Io di solito consiglio di creare pochi Team Project
grossi e di usare le aree ed eventuali campi custom per distinguere i
sottoprogetti. Questa risposta però è "più completa" e ve la rigiro pure io:
...a customer question came up for how to set up their team projects... Doug Neumann gave a great response that I wanted to repost here:
In this case, I’d
encourage this customer to look beyond his source control needs at his broader
collaboration needs from TFS. He needs to also consider the work items he’ll be
using to manage his applications, his reporting needs, as well as the structure
of his org that will be using TFS (is he working alone?).
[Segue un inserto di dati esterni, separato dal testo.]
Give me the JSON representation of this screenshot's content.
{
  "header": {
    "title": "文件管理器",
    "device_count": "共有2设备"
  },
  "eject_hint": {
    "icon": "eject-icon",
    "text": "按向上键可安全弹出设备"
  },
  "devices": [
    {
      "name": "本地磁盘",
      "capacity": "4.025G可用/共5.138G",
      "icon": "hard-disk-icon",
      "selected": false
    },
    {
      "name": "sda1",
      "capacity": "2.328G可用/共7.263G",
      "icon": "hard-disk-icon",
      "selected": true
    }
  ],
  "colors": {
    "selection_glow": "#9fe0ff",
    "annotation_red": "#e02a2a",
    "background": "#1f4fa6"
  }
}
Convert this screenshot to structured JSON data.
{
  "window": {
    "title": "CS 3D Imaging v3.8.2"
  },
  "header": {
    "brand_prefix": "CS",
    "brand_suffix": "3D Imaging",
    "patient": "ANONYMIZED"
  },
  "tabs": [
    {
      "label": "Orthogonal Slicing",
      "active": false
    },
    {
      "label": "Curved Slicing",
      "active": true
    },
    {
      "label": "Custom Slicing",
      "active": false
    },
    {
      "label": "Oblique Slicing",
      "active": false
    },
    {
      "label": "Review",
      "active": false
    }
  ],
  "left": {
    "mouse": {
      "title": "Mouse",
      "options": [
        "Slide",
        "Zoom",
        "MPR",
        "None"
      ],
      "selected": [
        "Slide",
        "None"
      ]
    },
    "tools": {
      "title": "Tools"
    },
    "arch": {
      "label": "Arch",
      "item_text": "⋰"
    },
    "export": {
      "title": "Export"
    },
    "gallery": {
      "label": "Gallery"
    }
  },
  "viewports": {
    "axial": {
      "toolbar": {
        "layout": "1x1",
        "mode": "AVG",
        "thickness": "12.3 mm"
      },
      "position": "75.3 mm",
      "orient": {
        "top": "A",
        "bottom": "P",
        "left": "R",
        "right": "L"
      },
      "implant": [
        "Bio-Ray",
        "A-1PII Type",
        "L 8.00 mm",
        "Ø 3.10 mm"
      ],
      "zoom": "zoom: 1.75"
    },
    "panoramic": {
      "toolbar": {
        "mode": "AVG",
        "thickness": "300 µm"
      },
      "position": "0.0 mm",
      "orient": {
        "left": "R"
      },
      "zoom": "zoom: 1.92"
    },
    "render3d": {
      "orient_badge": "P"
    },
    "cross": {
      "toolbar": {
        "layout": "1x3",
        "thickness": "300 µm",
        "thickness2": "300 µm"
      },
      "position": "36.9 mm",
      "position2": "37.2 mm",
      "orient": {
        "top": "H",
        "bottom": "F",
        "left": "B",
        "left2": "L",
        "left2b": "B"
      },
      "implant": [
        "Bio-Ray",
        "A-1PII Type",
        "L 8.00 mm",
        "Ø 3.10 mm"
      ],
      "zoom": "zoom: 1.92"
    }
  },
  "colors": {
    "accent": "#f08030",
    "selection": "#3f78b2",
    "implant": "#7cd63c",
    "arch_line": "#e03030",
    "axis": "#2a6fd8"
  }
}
We typically advocate
customers creating team projects at a course rather than fine-grained level and
it’s not uncommon for multiple different applications to be managed under a
single team project allowing them to easily report across the applications, move
bugs between applications, etc.
That being said, if
he’s really only focused on source control and truly wants to manage his
applications in different team projects, he needs to figure out where to put the
shared code elements. I usually advise people to put them in version control
under the team project where they’d like bugs to be filed and whose members
logically “own” that code. Alternatively, he could also create a 3rd
team project for managing the shared code. For including the shared code in the
builds of the 2 web apps, he can either branch that code into the other team
projects or use relative pathing to reference it from the location where he
places it. Branching provides a level of isolation equivalent to sharing plus
pinning in VSS that he may not wish for.